The game has no achievable end state or meaningful completion point. Progression systems reset, extend, or introduce new layers indefinitely to prevent the player from ever feeling done.

TM-2

Scheduled Coercion

Mechanics that require or pressure the player to play at specific times or intervals dictated by the game, rather than at the player's convenience.

TM-2a
Playing by Appointment
GP002

The game requires play at specific real-world times or schedules. Missing the window results in loss of progress, resources, or opportunities (e.g., crops withering, raid windows closing).

TM-2b
Daily Rewards / Streak Pressure
GP003

Rewarding players for returning daily with escalating rewards for consecutive days and resetting or penalizing for breaking the streak, creating obligation to log in.

TM-3

Session Manipulation

Mechanics that artificially extend or constrain individual play sessions, preventing the player from playing at their own pace.

TM-3a
Can't Pause or Save
GP004

The game cannot be paused or saved during sessions, forcing the player to continue playing or lose progress. Creates pressure to extend sessions beyond intention.

TM-3b
Wait to Play / Energy Systems
GP005, GP033

Requiring players to wait real-world time (energy bars, stamina, timers) before they can perform actions or continue playing, incentivizing payment to skip the wait.

TM-4

Forced Ad Exposure

Requiring or heavily incentivizing the player to watch advertisements, consuming their time in exchange for continued play or in-game rewards.

TM-4a
Mandatory / Incentivized Ads
GP014

Ads that the player must watch to continue (mandatory) or that offer in-game rewards for watching (incentivized), blurring the line between gameplay and advertising.

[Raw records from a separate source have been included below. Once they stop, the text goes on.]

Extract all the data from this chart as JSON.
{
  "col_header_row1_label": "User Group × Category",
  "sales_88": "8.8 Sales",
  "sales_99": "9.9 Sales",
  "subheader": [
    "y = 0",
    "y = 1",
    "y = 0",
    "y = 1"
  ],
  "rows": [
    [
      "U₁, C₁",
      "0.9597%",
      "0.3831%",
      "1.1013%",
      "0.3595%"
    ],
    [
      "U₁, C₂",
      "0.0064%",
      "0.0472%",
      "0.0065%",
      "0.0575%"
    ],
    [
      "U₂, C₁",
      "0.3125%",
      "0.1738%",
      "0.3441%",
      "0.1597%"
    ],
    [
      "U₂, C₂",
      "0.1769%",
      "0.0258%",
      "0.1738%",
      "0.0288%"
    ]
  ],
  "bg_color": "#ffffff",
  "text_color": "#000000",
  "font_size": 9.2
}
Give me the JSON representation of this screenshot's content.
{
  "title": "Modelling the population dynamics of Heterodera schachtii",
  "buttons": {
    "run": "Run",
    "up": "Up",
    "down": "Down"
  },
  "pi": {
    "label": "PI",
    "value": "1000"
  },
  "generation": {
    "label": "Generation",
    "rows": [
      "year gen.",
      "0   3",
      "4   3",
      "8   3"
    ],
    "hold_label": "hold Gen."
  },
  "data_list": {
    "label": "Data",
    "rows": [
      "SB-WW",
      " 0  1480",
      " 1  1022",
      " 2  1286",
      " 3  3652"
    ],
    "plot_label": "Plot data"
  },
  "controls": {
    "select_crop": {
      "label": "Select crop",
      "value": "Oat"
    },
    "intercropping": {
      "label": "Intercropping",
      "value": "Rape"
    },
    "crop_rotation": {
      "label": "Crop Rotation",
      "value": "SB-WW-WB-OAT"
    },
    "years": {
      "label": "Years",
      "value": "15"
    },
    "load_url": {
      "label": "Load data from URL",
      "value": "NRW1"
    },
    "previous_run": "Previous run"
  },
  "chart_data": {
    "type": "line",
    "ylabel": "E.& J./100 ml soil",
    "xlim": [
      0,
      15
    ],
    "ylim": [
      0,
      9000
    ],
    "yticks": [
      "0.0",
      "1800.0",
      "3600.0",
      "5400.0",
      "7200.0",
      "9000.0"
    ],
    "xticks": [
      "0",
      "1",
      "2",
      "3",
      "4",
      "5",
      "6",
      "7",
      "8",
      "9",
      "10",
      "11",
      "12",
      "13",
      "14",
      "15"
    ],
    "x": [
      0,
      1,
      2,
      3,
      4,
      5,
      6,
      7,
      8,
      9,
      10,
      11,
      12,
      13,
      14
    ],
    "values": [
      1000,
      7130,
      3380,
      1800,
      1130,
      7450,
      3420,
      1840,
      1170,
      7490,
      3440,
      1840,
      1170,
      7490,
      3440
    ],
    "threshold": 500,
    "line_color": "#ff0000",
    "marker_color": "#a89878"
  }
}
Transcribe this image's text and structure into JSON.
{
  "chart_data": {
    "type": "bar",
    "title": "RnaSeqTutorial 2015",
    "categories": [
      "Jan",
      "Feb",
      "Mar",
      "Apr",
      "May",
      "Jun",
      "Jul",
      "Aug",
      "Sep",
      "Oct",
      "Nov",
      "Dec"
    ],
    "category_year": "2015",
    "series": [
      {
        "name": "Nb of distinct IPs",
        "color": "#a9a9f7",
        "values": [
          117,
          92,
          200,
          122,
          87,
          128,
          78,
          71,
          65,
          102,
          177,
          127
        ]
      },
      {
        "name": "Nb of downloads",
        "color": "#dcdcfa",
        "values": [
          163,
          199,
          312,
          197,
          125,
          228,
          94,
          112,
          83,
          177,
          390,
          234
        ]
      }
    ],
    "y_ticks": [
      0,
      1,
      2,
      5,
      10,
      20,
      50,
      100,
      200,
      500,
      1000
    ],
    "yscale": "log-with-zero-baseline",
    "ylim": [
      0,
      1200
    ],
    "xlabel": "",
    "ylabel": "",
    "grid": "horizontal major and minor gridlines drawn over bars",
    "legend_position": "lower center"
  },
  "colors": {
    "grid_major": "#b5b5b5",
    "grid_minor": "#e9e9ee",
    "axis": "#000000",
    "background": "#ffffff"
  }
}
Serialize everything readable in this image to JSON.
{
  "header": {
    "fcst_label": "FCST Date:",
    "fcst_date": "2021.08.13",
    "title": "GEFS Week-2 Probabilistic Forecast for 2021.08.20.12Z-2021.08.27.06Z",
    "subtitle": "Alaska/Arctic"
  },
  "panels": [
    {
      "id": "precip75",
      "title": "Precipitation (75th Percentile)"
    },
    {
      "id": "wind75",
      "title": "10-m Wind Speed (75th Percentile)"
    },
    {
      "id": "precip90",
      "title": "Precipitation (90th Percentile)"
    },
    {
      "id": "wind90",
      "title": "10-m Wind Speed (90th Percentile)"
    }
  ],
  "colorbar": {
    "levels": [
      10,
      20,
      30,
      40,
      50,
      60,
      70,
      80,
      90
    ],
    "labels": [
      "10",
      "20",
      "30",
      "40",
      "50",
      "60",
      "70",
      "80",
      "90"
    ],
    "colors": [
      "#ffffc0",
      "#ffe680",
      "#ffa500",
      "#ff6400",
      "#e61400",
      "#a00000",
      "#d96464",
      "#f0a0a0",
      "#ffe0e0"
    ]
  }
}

5. Cross-Reference — Mathur / Narayanan Framework

Alongside the primary LOW code, you may attach one or more cross-reference tags from the Mathur/Narayanan autonomy framework. These are optional and exist so the dataset stays comparable to the broader dark-patterns literature. The framework groups twenty-five Dark Strategies (DS) under seven Ethical Considerations (EC).

Categories unavailable — please retry.

6. Writing Descriptions

Good descriptions are concise and objective. Each description should answer:

  1. What is the UI element or flow being documented?
  2. Where does it appear in the game (menu, shop, loot box, etc.)?
  3. How does it manipulate or deceive the user?

Example

"The 'Decline' button in the battle pass upsell dialog uses a muted grey (#aaa) at 11px, while the 'Buy Now' button uses a saturated gold at 18px bold. The visual hierarchy strongly favours the purchase action, consistent with PE-4a (Aesthetic Manipulation) and the Mathur DS07 (Visual bias) cross-reference."

7. Editing Window

After submitting evidence, you have a 20-minute editing window to correct mistakes in the title, description, categories, and annotation regions. After this window closes, the submission becomes immutable to preserve the integrity of the dataset.

If you discover a significant error after the editing window, submit a new evidence entry with the corrected information and note the original submission ID in the description.